The bride was haughty, pale-faced and sullen. She stormed at her women.

‘I have prayed all these nights and days. I have begged the Virgin and the saints to help me. Is it all of no avail? It must be that this is so, for here is this most hateful day, the day of my wedding. I have spent my nights in weeping . .

Her women soothed her. They knew that her, nights had been spent in love-making with the Duke of Guise, but Margot often managed to convince others as she convinced herself. Now she saw herself as the reluctant bride, the tool of her brother and her mother, forced to marry a man whom she hated.
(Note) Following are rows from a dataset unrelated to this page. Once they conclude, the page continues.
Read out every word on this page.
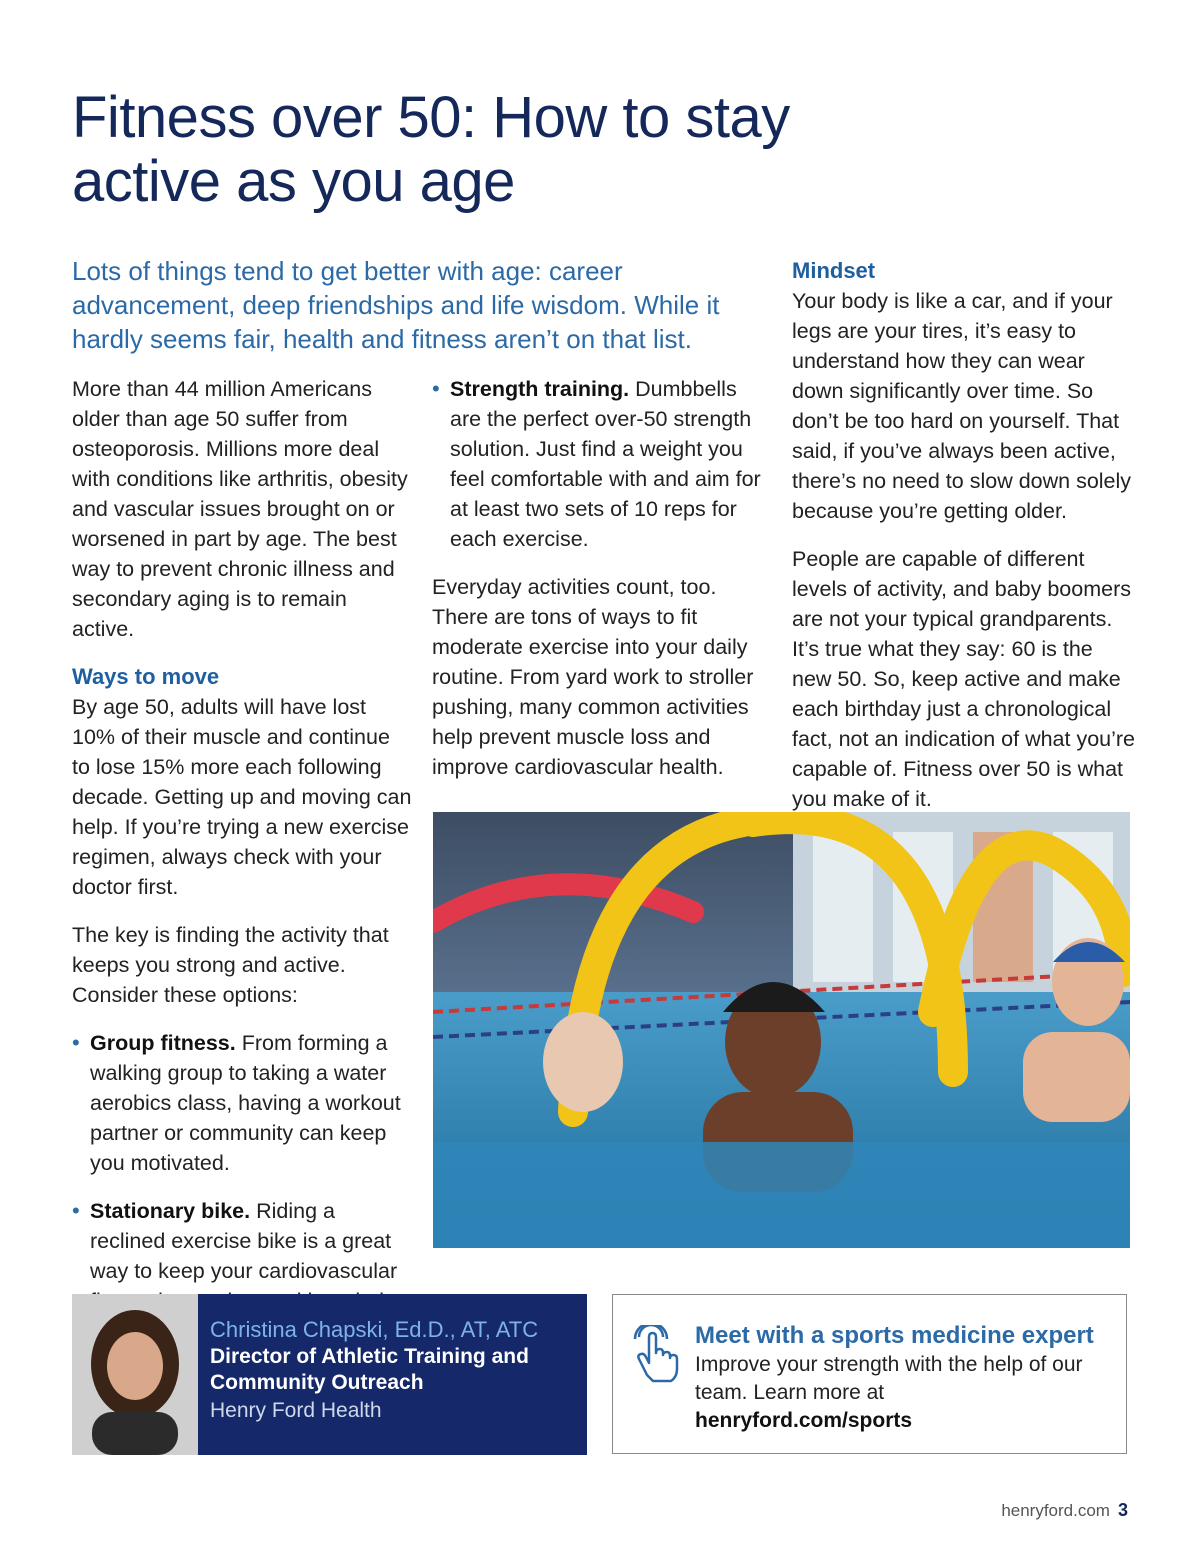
Fitness over 50: How to stay active as you age

Lots of things tend to get better with age: career advancement, deep friendships and life wisdom. While it hardly seems fair, health and fitness aren’t on that list.

More than 44 million Americans older than age 50 suffer from osteoporosis. Millions more deal with conditions like arthritis, obesity and vascular issues brought on or worsened in part by age. The best way to prevent chronic illness and secondary aging is to remain active.

Ways to move

By age 50, adults will have lost 10% of their muscle and continue to lose 15% more each following decade. Getting up and moving can help. If you’re trying a new exercise regimen, always check with your doctor first.

The key is finding the activity that keeps you strong and active. Consider these options:

• Group fitness. From forming a walking group to taking a water aerobics class, having a workout partner or community can keep you motivated.
• Stationary bike. Riding a reclined exercise bike is a great way to keep your cardiovascular
• Strength training. Dumbbells are the perfect over-50 strength solution. Just find a weight you feel comfortable with and aim for at least two sets of 10 reps for each exercise.

Everyday activities count, too. There are tons of ways to fit moderate exercise into your daily routine. From yard work to stroller pushing, many common activities help prevent muscle loss and improve cardiovascular health.

Mindset

Your body is like a car, and if your legs are your tires, it’s easy to understand how they can wear down significantly over time. So don’t be too hard on yourself. That said, if you’ve always been active, there’s no need to slow down solely because you’re getting older.

People are capable of different levels of activity, and baby boomers are not your typical grandparents. It’s true what they say: 60 is the new 50. So, keep active and make each birthday just a chronological fact, not an indication of what you’re capable of. Fitness over 50 is what you make of it.

Christina Chapski, Ed.D., AT, ATC
Director of Athletic Training and Community Outreach
Henry Ford Health
Meet with a sports medicine expert
Improve your strength with the help of our team. Learn more at
henryford.com/sports
henryford.com 3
Did she hate Henry of Navarre? He was not without his attraction. She had felt mildly interested when he had cocked a shrewd eye at her and winked in an extremely vulgar and provincial manner. Perhaps she did not exactly hate him; but it was far more dramatic to hate than to feel mildly indifferent, therefore she must declare she hated Henry of Navarre.

For all her misery she could not help but delight in her own appearance. She touched the crown on her head. How well it became her! By this marriage she would be a Queen, and even her beloved Henry of Guise could not have made her a Queen; yet this coarse fellow whom she hated was a King. She put on her cape of ermine; then she stood still admiring herself while the blue cape glittering with the crown jewels was put about her. She looked over her shoulder at the long train which would need three to carry it—and they must be Princesses. Nothing else would be suitable for a Queen. She laughed with pleasure, and then remembered that she was a most reluctant bride.